A questo punto “senso civile e di responsabilità”, ma mi si consenta di aggiungere anche “minima dignità di consigliere” e rispetto dell’intelligenza dei presenti, pretende che si indaghi su come mai nel 2008 con un numero di dipendenti mai raggiunto nella storia del comune di Milazzo e mezzi informatici all’avanguardia, possano accadere tali pacchiane disfunzioni adottando, qualora questo consesso ne sia capace, i provvedimenti del caso.

Lo scorso anno, ricordo, in analoga materia, i ritardi furono attribuiti ad un misterioso “virus informatico”, quest’anno pur in presenza di un ritardo dell’epidemia influenzale autunnale la sostanza evidentemente, non cambia (!).

Ecco perché è opportuno che il consiglio comunale, a tutela dalla funzionalità dell’ente e per evitare ulteriori danni erariali alla comunità, prenda in esame la possibilità di istituire una commissione di indagine sull’attuazione dello statuto e la verifica della funzionalità della macchina amministrativo-burocratica del Comune di Milazzo.
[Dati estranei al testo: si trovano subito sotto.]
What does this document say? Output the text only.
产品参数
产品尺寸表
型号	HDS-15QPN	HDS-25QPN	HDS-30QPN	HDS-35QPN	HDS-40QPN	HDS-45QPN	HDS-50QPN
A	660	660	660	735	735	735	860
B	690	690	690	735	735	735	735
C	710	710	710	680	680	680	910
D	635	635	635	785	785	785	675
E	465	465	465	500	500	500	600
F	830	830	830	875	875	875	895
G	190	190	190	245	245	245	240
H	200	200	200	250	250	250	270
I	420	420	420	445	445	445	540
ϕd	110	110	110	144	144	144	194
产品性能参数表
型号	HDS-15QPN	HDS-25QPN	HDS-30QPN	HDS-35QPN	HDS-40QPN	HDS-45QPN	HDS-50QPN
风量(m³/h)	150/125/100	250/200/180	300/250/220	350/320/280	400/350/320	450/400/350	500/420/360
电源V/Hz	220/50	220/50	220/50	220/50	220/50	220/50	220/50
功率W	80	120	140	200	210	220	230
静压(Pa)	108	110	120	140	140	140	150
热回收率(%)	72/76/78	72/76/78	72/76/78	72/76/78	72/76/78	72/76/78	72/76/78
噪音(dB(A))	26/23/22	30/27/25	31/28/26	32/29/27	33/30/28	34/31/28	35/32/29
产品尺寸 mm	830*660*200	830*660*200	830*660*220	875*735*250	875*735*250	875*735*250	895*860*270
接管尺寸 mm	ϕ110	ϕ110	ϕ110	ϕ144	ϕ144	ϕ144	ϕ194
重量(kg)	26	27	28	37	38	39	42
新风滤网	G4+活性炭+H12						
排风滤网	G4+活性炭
Lo strumento, sia chiaro, non vuole rappresentare un “appesantimento” ulteriore dell’ente come una valutazione superficiale potrebbe suggerire. A nulla sono infatti valsi sino ad oggi i suggerimenti informali e le sollecitazioni “bonarie”, peraltro il dubbio che alcuni di questi atti vengano “rallentati” al di là del fisiologico al fine di “ridurre la capacità di ‘accesso’ del consiglio comunale e l’approfondimento delle tematiche”, è stato sollevato già più volte e da più parti nello stesso consiglio comunale. Definire se le responsabilità sono di natura “politica” o “amministrativa” è certamente compito di uno strumento di indagine ufficiale e non d’altro.

Va sottolineato che non vi sono intenti persecutori nei confronti di alcuno, anzi, una commissione che nasce con tali premesse è garanzia di tutela dell’operato dei singoli che possono così “liberarsi” di eventuali “laccioli” non altrimenti “eliminabili”.

Si invita pertanto il Presidente a voler sottoporre la presenta proposta alla prossima riunione dei capigruppo per le eventuali determinazioni di sorta”.